À l’opposé des adolescents qui peuvent ingérer de grandes quantités de liquides pour tromper leur faim et se remplir l’estomac d’eau et de thé, l’enfant anorexique prépubère réduit ses apports liquidiens, et pendant ou en dehors des repas elle ingère de très petites quantités d’eau ; toute autre boisson est exclue.

Si on essaie de la forcer à manger, elle se plaint de douleurs abdominales, de nausées, de « blocage » l’empêchant d’avaler ou au contraire de sensation de trop-plein et de régurgitations.

Dans certains cas, l’enfant en cachette se fait vomir ; il est rare en revanche à cet âge de recourir aux laxatifs et diurétiques.

En parallèle, elle augmente son activité physique en multipliant les heures de sport, de danse, en courant dans les couloirs du métro, en s’imposant des heures de bicyclette ou de natation.

Elle s’assoit le moins possible (fait ses devoirs debout) et réduit son temps de sommeil.

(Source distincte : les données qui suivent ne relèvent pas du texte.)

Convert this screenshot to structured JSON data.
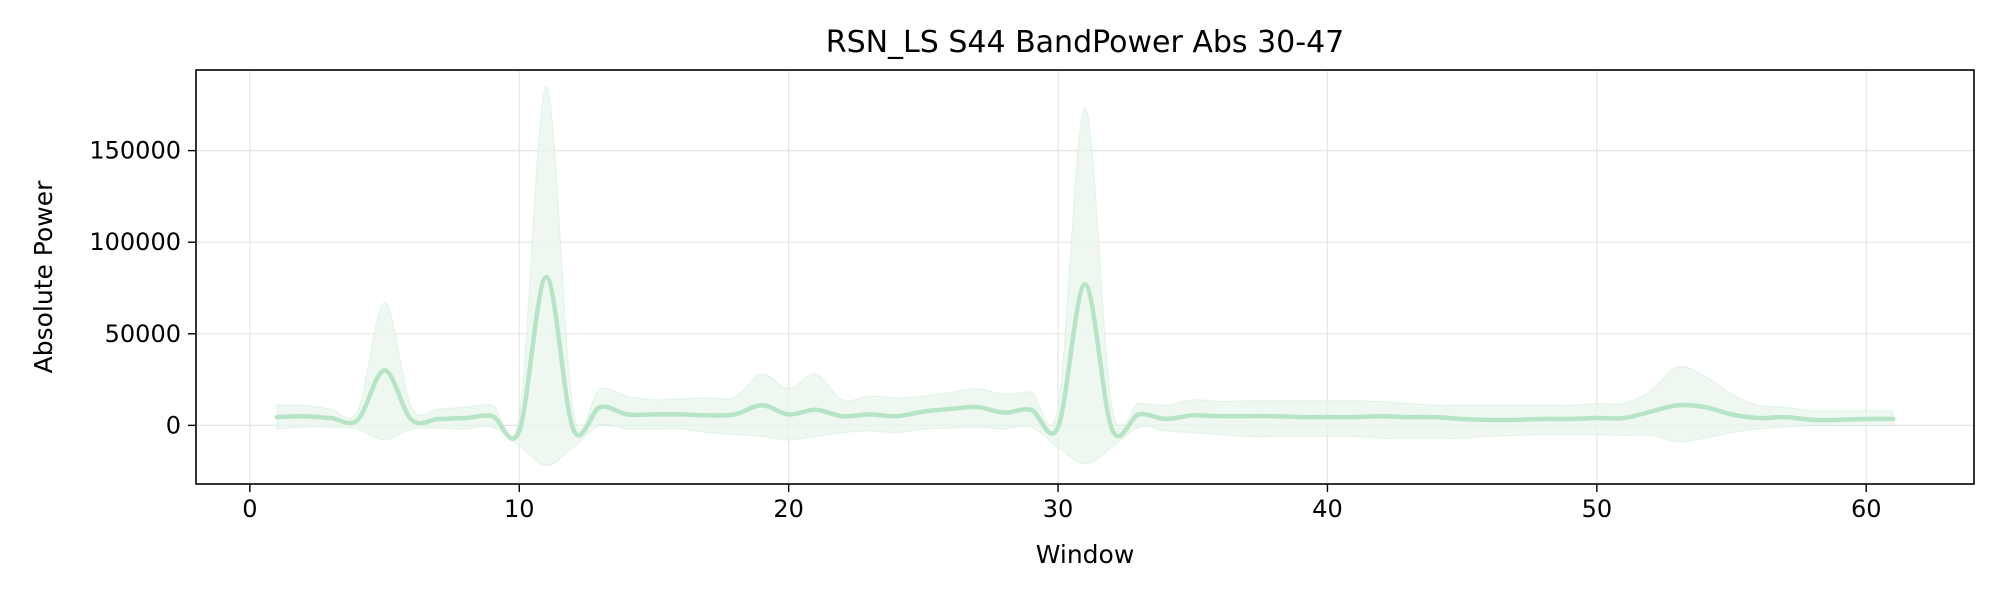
{
  "chart_data": {
    "type": "line",
    "title": "RSN_LS S44 BandPower Abs 30-47",
    "xlabel": "Window",
    "ylabel": "Absolute Power",
    "xlim": [
      -2,
      64
    ],
    "ylim": [
      -32000,
      194000
    ],
    "x_ticks": [
      0,
      10,
      20,
      30,
      40,
      50,
      60
    ],
    "y_ticks": [
      0,
      50000,
      100000,
      150000
    ],
    "grid": true,
    "legend": "none",
    "colors": {
      "line": "#b7e4c7",
      "band": "#e8f5ec",
      "grid": "#e6e6e6",
      "axes": "#000000"
    },
    "series": [
      {
        "x": [
          1,
          2,
          3,
          4,
          5,
          6,
          7,
          8,
          9,
          10,
          11,
          12,
          13,
          14,
          15,
          16,
          17,
          18,
          19,
          20,
          21,
          22,
          23,
          24,
          25,
          26,
          27,
          28,
          29,
          30,
          31,
          32,
          33,
          34,
          35,
          36,
          37,
          38,
          39,
          40,
          41,
          42,
          43,
          44,
          45,
          46,
          47,
          48,
          49,
          50,
          51,
          52,
          53,
          54,
          55,
          56,
          57,
          58,
          59,
          60,
          61
        ],
        "values": [
          4500,
          5000,
          4000,
          3000,
          30000,
          3000,
          3500,
          4000,
          5000,
          -3000,
          81000,
          -2000,
          10000,
          6000,
          6000,
          6000,
          5500,
          6000,
          11000,
          6000,
          8500,
          5000,
          6000,
          5000,
          7500,
          9000,
          10000,
          7000,
          8500,
          -1000,
          77000,
          -2000,
          6000,
          3500,
          5500,
          5000,
          5000,
          5000,
          4500,
          4500,
          4500,
          5000,
          4500,
          4500,
          3500,
          3000,
          3000,
          3500,
          3500,
          4000,
          4000,
          7500,
          11000,
          10000,
          6000,
          4000,
          4500,
          3000,
          3000,
          3500,
          3500
        ],
        "upper": [
          11000,
          11000,
          9000,
          8000,
          67000,
          10000,
          9000,
          10000,
          11000,
          5000,
          185000,
          8000,
          20000,
          16000,
          14000,
          14500,
          15000,
          15500,
          28000,
          20000,
          28000,
          14000,
          16000,
          15000,
          16000,
          18000,
          20000,
          17000,
          18000,
          10000,
          174000,
          10000,
          12000,
          11000,
          14000,
          13000,
          13500,
          13500,
          13500,
          13500,
          13500,
          13000,
          12000,
          11000,
          11000,
          11000,
          11000,
          11000,
          11000,
          12000,
          12000,
          19000,
          32000,
          27000,
          17000,
          11000,
          10000,
          8000,
          8000,
          8000,
          8000
        ],
        "lower": [
          -2000,
          -1000,
          -1000,
          -2000,
          -8000,
          -2000,
          -1500,
          -2000,
          -1000,
          -11000,
          -22000,
          -12000,
          0,
          -2000,
          -2000,
          -2000,
          -4000,
          -5000,
          -6000,
          -8000,
          -6000,
          -4000,
          -3000,
          -4000,
          -2000,
          -1500,
          -1000,
          -2000,
          -1000,
          -12000,
          -21000,
          -12000,
          -1000,
          -3000,
          -4000,
          -5000,
          -6000,
          -6000,
          -6000,
          -6000,
          -6000,
          -7000,
          -7000,
          -7000,
          -7000,
          -6000,
          -5500,
          -5000,
          -5000,
          -5000,
          -5500,
          -5500,
          -9000,
          -7000,
          -4000,
          -2000,
          -1000,
          0,
          0,
          0,
          0
        ]
      }
    ]
  }
}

Elle augmente aussi son activité intellectuelle et scolaire en passant de plus en plus de temps sur les devoirs, avec des conduites de perfectionnisme excessif.

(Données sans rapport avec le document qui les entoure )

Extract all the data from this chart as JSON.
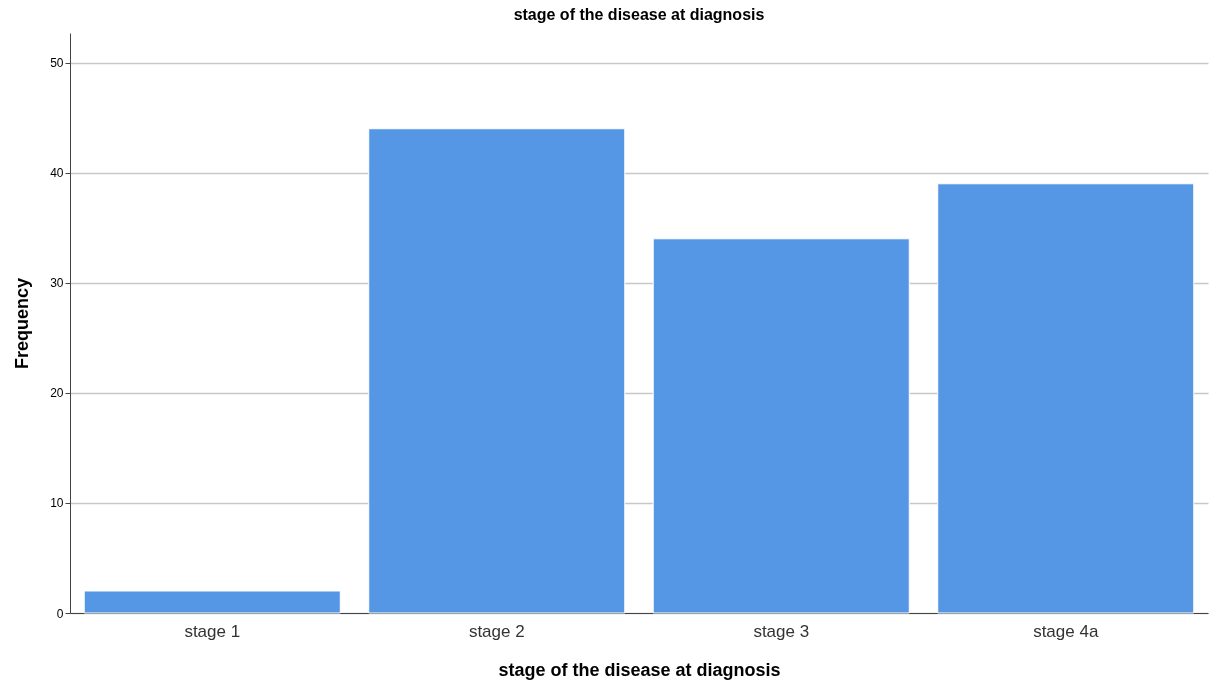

La vie relationnelle se rétrécit : elle refuse les invitations, se replie sur elle-même, s’éloigne de ses relations amicales et devient de plus en plus dépendante de sa famille.

Cette dépendance s’accompagne néanmoins d’une agressivité croissante envers son entourage familial qu’elle accuse d’être trop intrusif et persécutoire à table.

Elle se refuse tout plaisir, est fière de la maîtrise qu’elle impose à son corps ; elle se sent toute-puissante, et cherche à étendre son pouvoir à l’ensemble de son entourage qu’elle tyrannise et qu’elle contrôle.

C’est ainsi que le diagnostic peut être porté tardivement car elle garde son tonus ; les parents et les médecins ont du mal à imaginer qu’une enfant aussi jeune connaisse la valeur calorique des aliments et se préoccupe de son poids.

Quand l’amaigrissement devient patent, parents et médecins se tournent en priorité vers des causes somatiques d’amaigrissement (qui certes doivent être écartées) qui n’ont pas la même symptomatologie : l’enfant « malade » mange peu mais ne trie pas les aliments, il n’a pas une image corporelle distordue alors que l’enfant anorexique trouve qu’elle a de grosses joues, de grosses cuisses ou un gros ventre (alors qu’elle est fluette, voire squelettique) et son comportement est caractérisé par une poursuite fanatique de la minceur.

Chez le garçon :

Alors que dans l’anorexie mentale postpubère, le sex-ratio est de neuf filles pour un garçon, dans l’anorexie prépubère on estime que 19 à 30 % des cas concernent des garçons. Les symptômes sont les mêmes que chez les filles au plan alimentaire avec rejet du gras. En revanche, les préoccupations sont différentes, avec idéalisation des corps des athlètes et des culturistes, et hyperactivité physique par admiration de leur musculation. Contrairement à ce qui a pu être écrit autrefois, le pronostic n’est pas plus grave chez le garçon que chez la fille. L’existence d’une obésité ou d’un surpoids ayant entraîné des moqueries de la part des pairs du fait de son manque d’agilité et de son côté lourdaud est un facteur plus souvent signalé chez le garçon lors du démarrage de la restriction alimentaire.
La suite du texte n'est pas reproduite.